Like the Balinese painting, Balinese wood carving underwent a similar transformation during the 1930s and 1940s. The creative outburst that emerged during this transition period is often attributed to Western influences. In 2006, an exhibition at the Nusantara Museum, Delft, the Netherlands Leidelmeijer traced the Art Deco influence on Balinese wood carving. Leidelmeijer further conjectured that the Art Deco influence continued well into the 1970s.

During the transition years, the Pitamaha Artist Guild was the prime mover not only for Balinese paintings but also for the development of modern Balinese wood carvings. I Tagelan (1902-1935) produced an elongated carving of a Balinese woman from a long piece of wood that was given by Walter Spies, who originally requested him to produce two statues. This carving is in the collection of the Puri Lukisan Museum in Ubud.

Other masters of Balinese modernist woodcarving were: Ida Bagus Nyana, Tjokot (1886-1971), and Ida Bagus Tilem.
Ida Bagus Nyana was known for experimenting with mass in sculpture. When carving human characters, he shortened some parts of the body and lengthened others, thus bringing an eerie, surreal quality to his work. At the same time, he didn't overwork the wood and adopted simple, naive themes of daily life. He thus avoided the “baroque” trap, unlike many carvers of his day.

Tjokot gained a reputation for exploiting the expressive quality inherent in the wood. He would go into the forest to look for strangely shaped trunks and branches and, changing them as little as possible, transform them into gnarled spooks and demonic figures.

Ida Bagus Tilem, the son of Nyana, furthered Nyana and Tjokot's innovations both in his work of the wood and in his choice of themes. Unlike the sculptors from the previous generation, he was daring enough to alter the proportions of the characters depicted in his carving. He allowed the natural deformations in the wood to guide the form of his carving, using gnarled logs well suited for representing twisted human bodies. He saw each deformed log or branch as a medium for expressing human feelings. Instead of depicting myths or scenes of daily life, Tilem took up “abstract” themes with philosophical or psychological content: using distorted pieces of wood that are endowed with strong expressive powers. Ida Bagus Tilem, however, was not only an artist but also a teacher. He trained dozens of young sculptors from the area around the village of Mas. He taught them how to select wood for its expressive power, and how to establish dialogue between wood and Man that has become the mainstream of today's Balinese woodcarving.

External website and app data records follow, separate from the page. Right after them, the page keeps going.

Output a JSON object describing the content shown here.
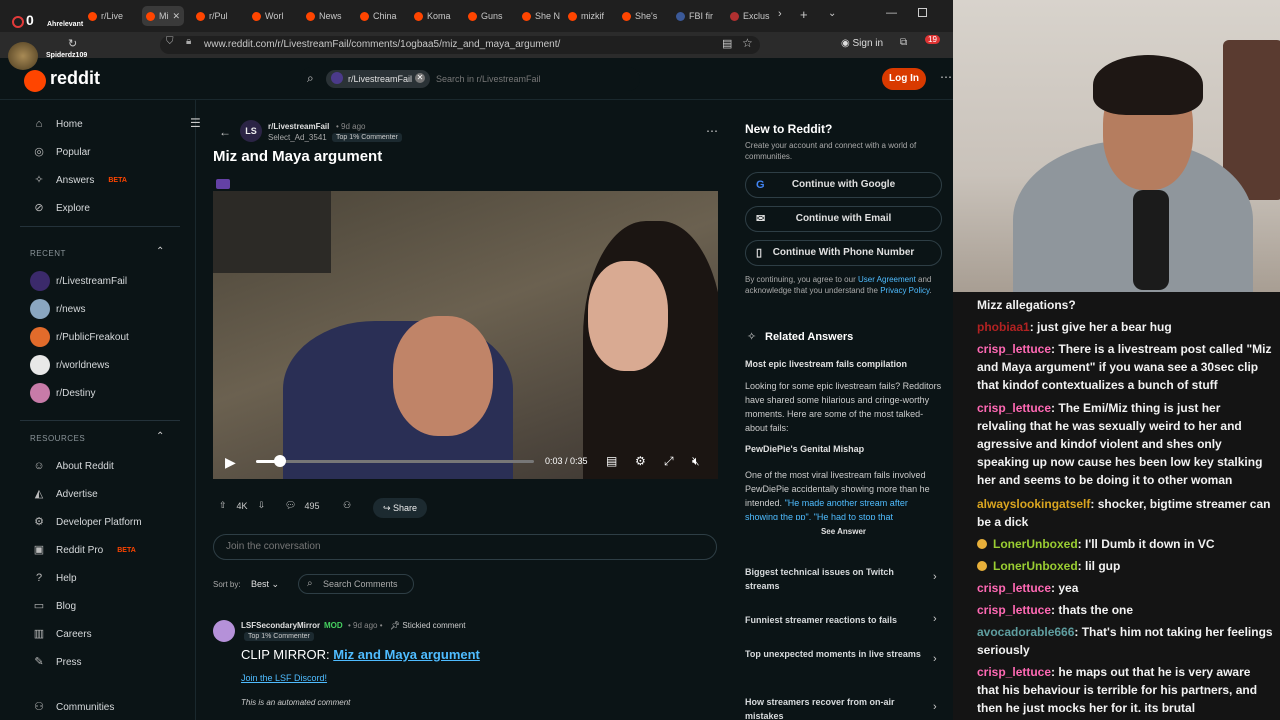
{
  "browser": {
    "tabs": [
      "r/Live",
      "Mi",
      "r/Pul",
      "Worl",
      "News",
      "China",
      "Koma",
      "Guns",
      "She N",
      "mizkif",
      "She's",
      "FBI fir",
      "Exclus"
    ],
    "url": "www.reddit.com/r/LivestreamFail/comments/1ogbaa5/miz_and_maya_argument/",
    "sign_in": "Sign in",
    "badge_count": "19"
  },
  "overlay": {
    "alert_count": "0",
    "alert_name": "Ahrelevant",
    "sub_name": "Spiderdz109"
  },
  "header": {
    "logo": "reddit",
    "search_chip": "r/LivestreamFail",
    "search_placeholder": "Search in r/LivestreamFail",
    "login": "Log In"
  },
  "sidebar": {
    "nav": [
      {
        "label": "Home",
        "icon": "home-icon"
      },
      {
        "label": "Popular",
        "icon": "popular-icon"
      },
      {
        "label": "Answers",
        "icon": "answers-icon",
        "badge": "BETA"
      },
      {
        "label": "Explore",
        "icon": "explore-icon"
      }
    ],
    "recent_title": "RECENT",
    "recent": [
      "r/LivestreamFail",
      "r/news",
      "r/PublicFreakout",
      "r/worldnews",
      "r/Destiny"
    ],
    "resources_title": "RESOURCES",
    "resources": [
      {
        "label": "About Reddit"
      },
      {
        "label": "Advertise"
      },
      {
        "label": "Developer Platform"
      },
      {
        "label": "Reddit Pro",
        "badge": "BETA"
      },
      {
        "label": "Help"
      },
      {
        "label": "Blog"
      },
      {
        "label": "Careers"
      },
      {
        "label": "Press"
      }
    ],
    "communities": "Communities"
  },
  "post": {
    "sub_avatar": "LS",
    "subreddit": "r/LivestreamFail",
    "time": "• 9d ago",
    "author": "Select_Ad_3541",
    "author_badge": "Top 1% Commenter",
    "title": "Miz and Maya argument",
    "video_time": "0:03 / 0:35",
    "video_progress": 0.086,
    "votes": "4K",
    "comments": "495",
    "share": "Share",
    "comment_placeholder": "Join the conversation",
    "sort_label": "Sort by:",
    "sort_value": "Best",
    "search_comments": "Search Comments"
  },
  "comment": {
    "author": "LSFSecondaryMirror",
    "mod": "MOD",
    "time": "• 9d ago •",
    "sticky": "Stickied comment",
    "badge": "Top 1% Commenter",
    "clip_prefix": "CLIP MIRROR:",
    "clip_link": "Miz and Maya argument",
    "discord": "Join the LSF Discord!",
    "automated": "This is an automated comment"
  },
  "rail": {
    "title": "New to Reddit?",
    "desc": "Create your account and connect with a world of communities.",
    "google": "Continue with Google",
    "email": "Continue with Email",
    "phone": "Continue With Phone Number",
    "terms_prefix": "By continuing, you agree to our",
    "user_agreement": "User Agreement",
    "terms_mid": "and acknowledge that you understand the",
    "privacy": "Privacy Policy",
    "related_title": "Related Answers",
    "q1": "Most epic livestream fails compilation",
    "q1_body": "Looking for some epic livestream fails? Redditors have shared some hilarious and cringe-worthy moments. Here are some of the most talked-about fails:",
    "h1": "PewDiePie's Genital Mishap",
    "h1_body": "One of the most viral livestream fails involved PewDiePie accidentally showing more than he intended.",
    "h1_link": "\"He made another stream after showing the pp\", \"He had to stop that",
    "see_answer": "See Answer",
    "questions": [
      "Biggest technical issues on Twitch streams",
      "Funniest streamer reactions to fails",
      "Top unexpected moments in live streams",
      "How streamers recover from on-air mistakes"
    ]
  },
  "chat": [
    {
      "user": "",
      "text": "Mizz allegations?",
      "color": "#f2f2f2"
    },
    {
      "user": "phobiaa1",
      "text": ": just give her a bear hug",
      "color": "#b22222"
    },
    {
      "user": "crisp_lettuce",
      "text": ": There is a livestream post called \"Miz and Maya argument\" if you wana see a 30sec clip that kindof contextualizes a bunch of stuff",
      "color": "#ff69b4"
    },
    {
      "user": "crisp_lettuce",
      "text": ": The Emi/Miz thing is just her relvaling that he was sexually weird to her and agressive and kindof violent and shes only speaking up now cause hes been low key stalking her and seems to be doing it to other woman",
      "color": "#ff69b4"
    },
    {
      "user": "alwayslookingatself",
      "text": ": shocker, bigtime streamer can be a dick",
      "color": "#daa520"
    },
    {
      "user": "LonerUnboxed",
      "text": ": I'll Dumb it down in VC",
      "color": "#9acd32",
      "badge": true
    },
    {
      "user": "LonerUnboxed",
      "text": ": lil gup",
      "color": "#9acd32",
      "badge": true
    },
    {
      "user": "crisp_lettuce",
      "text": ": yea",
      "color": "#ff69b4"
    },
    {
      "user": "crisp_lettuce",
      "text": ": thats the one",
      "color": "#ff69b4"
    },
    {
      "user": "avocadorable666",
      "text": ": That's him not taking her feelings seriously",
      "color": "#5f9ea0"
    },
    {
      "user": "crisp_lettuce",
      "text": ": he maps out that he is very aware that his behaviour is terrible for his partners, and then he just mocks her for it. its brutal",
      "color": "#ff69b4"
    }
  ]
}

== Museums holding important Balinese painting collections ==
There are many museums throughout the world holding a significant collection of Balinese paintings.

- Europe: In the Netherlands, the Tropenmuseum in Amsterdam and the Ethnographic Museum in Leiden have a large number of paintings from the Wayang period (before the 1920s) and the pre-war period (1920s - 1950s). Notably, the Leiden Ethnographic Museum holds the Rudolf Bonnet and Paul Spies collection. In Switzerland, the Ethnographic Museum in Basel holds the pre-War Batuan and Sanur paintings collected by Schlager and the artist Theo Meier. In late 2010, the Ethnographic Museum in Vienna (Austria) rediscovered the pre-war Balinese paintings collected by Potjewyd in the mid-1930s.
- Asia: In Japan, the Asian Art Museum in Fukuoka holds an excellent Balinese collection after the Second World War. The National Gallery Singapore has a significant collection of pre-war and post-war Balinese paintings.
- Australia: The Australian Museum, Sydney, has a major collection of Kamasan and other traditional paintings assembled by the Anthropologist Anthony Forge. The National Gallery of Australia in Canberra holds some Balinese works.
- Indonesia: the Museum Sana Budaya in Yogyakarta and Museum Bentara Budaya in Jakarta. In Bali, pre-war Balinese drawings are at the holdings of the Bali Museum in Denpasar and the Center for Documentation of Balinese Culture in Denpasar. In addition, there are four major museums in Ubud, Bali, with significant collections: Museum Puri Lukisan, Agung Rai Museum of Art, Neka Art Museum, and Museum Rudana.
- America: Duke University Museum in Durham, American Museum of Natural History in New York, United Nations in New York.